Rosa Jimenez, a Texas babysitter who had been sentenced to 99 years in prison after being convicted of murder in the 2003 death of a toddler, was exonerated on Monday after years of appeals in which she maintained her innocence and testimony against her was called into question.
On Monday, a Travis County District Court judge granted a motion by the district attorney to drop murder charges against Ms. Jimenez, 40, who had spent 18 years behind bars before her release in January 2021.
In an interview on Tuesday night, Ms. Jimenez said she was happy and ready to move on with her life.
“I’m still trying to reconnect with my kids,” Ms. Jimenez said. “It’s not easy. They’re already grown.” She noted that hours after the charges were dismissed, she became a grandmother.
In 2005, Ms. Jimenez was convicted in the death of 21-month-old Bryan Gutierrez, who died after choking on a wad of five paper towels while in Ms. Jimenez’s care at her home in Austin. To convict her, prosecutors relied on experts who testified that it was impossible that the death had been an accident.
But that testimony would be called into question years later.
Ms. Jimenez was released from jail in 2021 on an order from Judge Karen Sage of Travis County District Court, who concluded that she was “likely innocent” and had been be subjected to a trial that included “false and misleading testimony” and was “infected with constitutional error.”

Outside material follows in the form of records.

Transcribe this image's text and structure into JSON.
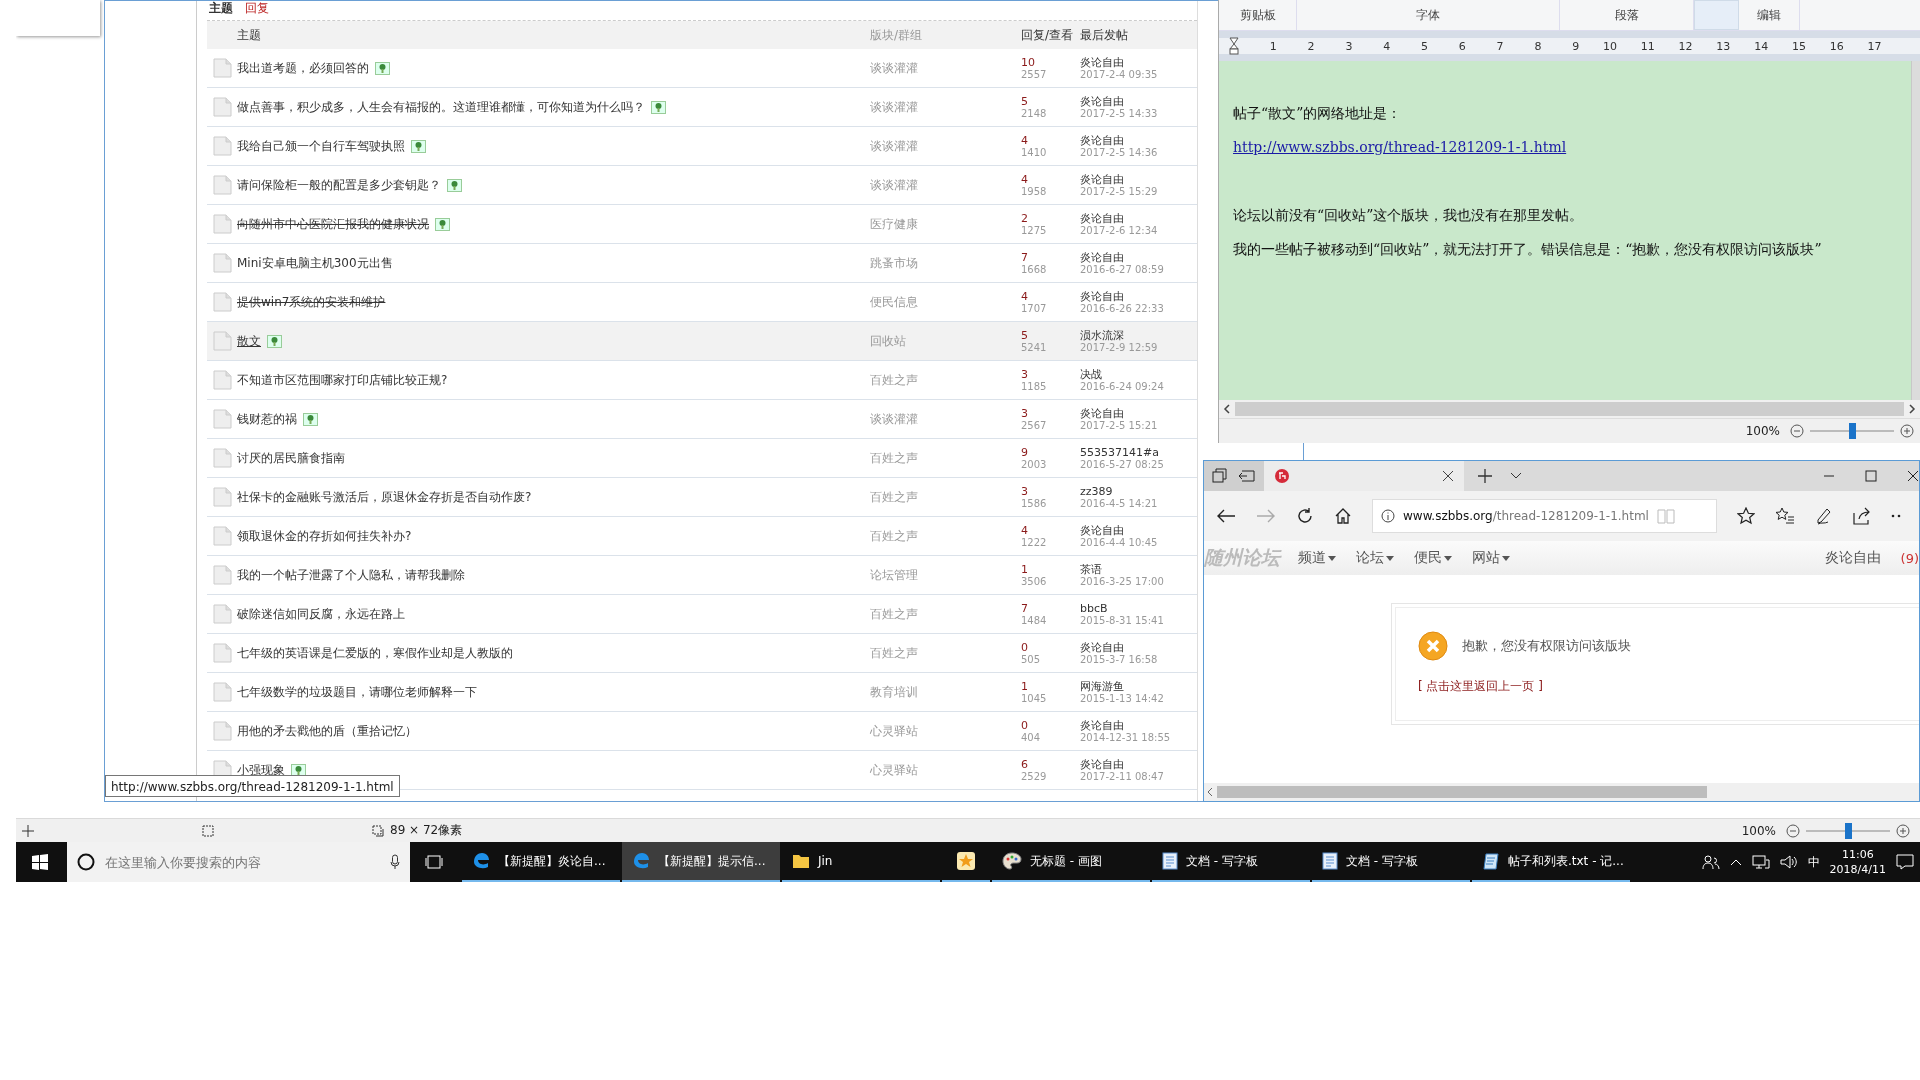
{
  "forum_window": {
    "filter_tabs": [
      {
        "label": "主题",
        "selected": true
      },
      {
        "label": "回复",
        "selected": false
      }
    ],
    "columns": [
      "主题",
      "版块/群组",
      "回复/查看",
      "最后发帖"
    ],
    "rows": [
      {
        "title": "我出道考题，必须回答的",
        "has_image": true,
        "struck": false,
        "hovered": false,
        "forum": "谈谈灌灌",
        "replies": "10",
        "views": "2557",
        "last_poster": "炎论自由",
        "last_time": "2017-2-4 09:35"
      },
      {
        "title": "做点善事，积少成多，人生会有福报的。这道理谁都懂，可你知道为什么吗？",
        "has_image": true,
        "struck": false,
        "hovered": false,
        "forum": "谈谈灌灌",
        "replies": "5",
        "views": "2148",
        "last_poster": "炎论自由",
        "last_time": "2017-2-5 14:33"
      },
      {
        "title": "我给自己颁一个自行车驾驶执照",
        "has_image": true,
        "struck": false,
        "hovered": false,
        "forum": "谈谈灌灌",
        "replies": "4",
        "views": "1410",
        "last_poster": "炎论自由",
        "last_time": "2017-2-5 14:36"
      },
      {
        "title": "请问保险柜一般的配置是多少套钥匙？",
        "has_image": true,
        "struck": false,
        "hovered": false,
        "forum": "谈谈灌灌",
        "replies": "4",
        "views": "1958",
        "last_poster": "炎论自由",
        "last_time": "2017-2-5 15:29"
      },
      {
        "title": "向随州市中心医院汇报我的健康状况",
        "has_image": true,
        "struck": true,
        "hovered": false,
        "forum": "医疗健康",
        "replies": "2",
        "views": "1275",
        "last_poster": "炎论自由",
        "last_time": "2017-2-6 12:34"
      },
      {
        "title": "Mini安卓电脑主机300元出售",
        "has_image": false,
        "struck": false,
        "hovered": false,
        "forum": "跳蚤市场",
        "replies": "7",
        "views": "1668",
        "last_poster": "炎论自由",
        "last_time": "2016-6-27 08:59"
      },
      {
        "title": "提供win7系统的安装和维护",
        "has_image": false,
        "struck": true,
        "hovered": false,
        "forum": "便民信息",
        "replies": "4",
        "views": "1707",
        "last_poster": "炎论自由",
        "last_time": "2016-6-26 22:33"
      },
      {
        "title": "散文",
        "has_image": true,
        "struck": false,
        "hovered": true,
        "forum": "回收站",
        "replies": "5",
        "views": "5241",
        "last_poster": "涢水流深",
        "last_time": "2017-2-9 12:59"
      },
      {
        "title": "不知道市区范围哪家打印店铺比较正规?",
        "has_image": false,
        "struck": false,
        "hovered": false,
        "forum": "百姓之声",
        "replies": "3",
        "views": "1185",
        "last_poster": "决战",
        "last_time": "2016-6-24 09:24"
      },
      {
        "title": "钱财惹的祸",
        "has_image": true,
        "struck": false,
        "hovered": false,
        "forum": "谈谈灌灌",
        "replies": "3",
        "views": "2567",
        "last_poster": "炎论自由",
        "last_time": "2017-2-5 15:21"
      },
      {
        "title": "讨厌的居民膳食指南",
        "has_image": false,
        "struck": false,
        "hovered": false,
        "forum": "百姓之声",
        "replies": "9",
        "views": "2003",
        "last_poster": "553537141#a",
        "last_time": "2016-5-27 08:25"
      },
      {
        "title": "社保卡的金融账号激活后，原退休金存折是否自动作废?",
        "has_image": false,
        "struck": false,
        "hovered": false,
        "forum": "百姓之声",
        "replies": "3",
        "views": "1586",
        "last_poster": "zz389",
        "last_time": "2016-4-5 14:21"
      },
      {
        "title": "领取退休金的存折如何挂失补办?",
        "has_image": false,
        "struck": false,
        "hovered": false,
        "forum": "百姓之声",
        "replies": "4",
        "views": "1222",
        "last_poster": "炎论自由",
        "last_time": "2016-4-4 10:45"
      },
      {
        "title": "我的一个帖子泄露了个人隐私，请帮我删除",
        "has_image": false,
        "struck": false,
        "hovered": false,
        "forum": "论坛管理",
        "replies": "1",
        "views": "3506",
        "last_poster": "茶语",
        "last_time": "2016-3-25 17:00"
      },
      {
        "title": "破除迷信如同反腐，永远在路上",
        "has_image": false,
        "struck": false,
        "hovered": false,
        "forum": "百姓之声",
        "replies": "7",
        "views": "1484",
        "last_poster": "bbcB",
        "last_time": "2015-8-31 15:41"
      },
      {
        "title": "七年级的英语课是仁爱版的，寒假作业却是人教版的",
        "has_image": false,
        "struck": false,
        "hovered": false,
        "forum": "百姓之声",
        "replies": "0",
        "views": "505",
        "last_poster": "炎论自由",
        "last_time": "2015-3-7 16:58"
      },
      {
        "title": "七年级数学的垃圾题目，请哪位老师解释一下",
        "has_image": false,
        "struck": false,
        "hovered": false,
        "forum": "教育培训",
        "replies": "1",
        "views": "1045",
        "last_poster": "网海游鱼",
        "last_time": "2015-1-13 14:42"
      },
      {
        "title": "用他的矛去戳他的盾（重拾记忆）",
        "has_image": false,
        "struck": false,
        "hovered": false,
        "forum": "心灵驿站",
        "replies": "0",
        "views": "404",
        "last_poster": "炎论自由",
        "last_time": "2014-12-31 18:55"
      },
      {
        "title": "小强现象",
        "has_image": true,
        "struck": false,
        "hovered": false,
        "forum": "心灵驿站",
        "replies": "6",
        "views": "2529",
        "last_poster": "炎论自由",
        "last_time": "2017-2-11 08:47"
      }
    ],
    "status_tooltip": "http://www.szbbs.org/thread-1281209-1-1.html"
  },
  "wordpad": {
    "ribbon_groups": [
      "剪贴板",
      "字体",
      "段落",
      "编辑"
    ],
    "ruler_marks": [
      "1",
      "2",
      "3",
      "4",
      "5",
      "6",
      "7",
      "8",
      "9",
      "10",
      "11",
      "12",
      "13",
      "14",
      "15",
      "16",
      "17"
    ],
    "paragraphs": [
      {
        "kind": "text",
        "text": "帖子“散文”的网络地址是："
      },
      {
        "kind": "link",
        "text": "http://www.szbbs.org/thread-1281209-1-1.html"
      },
      {
        "kind": "text",
        "text": "论坛以前没有“回收站”这个版块，我也没有在那里发帖。"
      },
      {
        "kind": "text",
        "text": "我的一些帖子被移动到“回收站”，就无法打开了。错误信息是：“抱歉，您没有权限访问该版块”"
      }
    ],
    "zoom": {
      "reading": "100%",
      "level": 0.5
    }
  },
  "edge": {
    "url_host": "www.szbbs.org",
    "url_path": "/thread-1281209-1-1.html",
    "site_nav": {
      "logo": "随州论坛",
      "menus": [
        "频道",
        "论坛",
        "便民",
        "网站"
      ],
      "user": "炎论自由",
      "notice_count": "(9)"
    },
    "error": {
      "message": "抱歉，您没有权限访问该版块",
      "back_link": "[ 点击这里返回上一页 ]"
    }
  },
  "paint_status": {
    "size": "89 × 72像素",
    "zoom": {
      "reading": "100%",
      "level": 0.5
    }
  },
  "taskbar": {
    "search_placeholder": "在这里输入你要搜索的内容",
    "items": [
      {
        "kind": "edge",
        "label": "【新提醒】炎论自...",
        "active": false
      },
      {
        "kind": "edge",
        "label": "【新提醒】提示信...",
        "active": true
      },
      {
        "kind": "folder",
        "label": "Jin",
        "active": false
      },
      {
        "kind": "app",
        "active": false
      },
      {
        "kind": "paint",
        "label": "无标题 - 画图",
        "active": false
      },
      {
        "kind": "wordpad",
        "label": "文档 - 写字板",
        "active": false
      },
      {
        "kind": "wordpad",
        "label": "文档 - 写字板",
        "active": false
      },
      {
        "kind": "notepad",
        "label": "帖子和列表.txt - 记...",
        "active": false
      }
    ],
    "ime": "中",
    "time": "11:06",
    "date": "2018/4/11"
  }
}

Ms. Jimenez’s release came after a panel of experts in pediatric airways testified that Bryan’s death most likely had been an accident. The prosecution’s expert, who originally testified that it was impossible for the death to have been an accident, also submitted an affidavit stating that her opinion had changed.
In May, the Texas Court of Criminal Appeals agreed with Judge Sage’s conclusion and sent the case back to Travis County District Court for a new trial.
But there would be no new trial.
José Garza, the Travis County district attorney, filed a motion to dismiss the charges against Ms. Jimenez.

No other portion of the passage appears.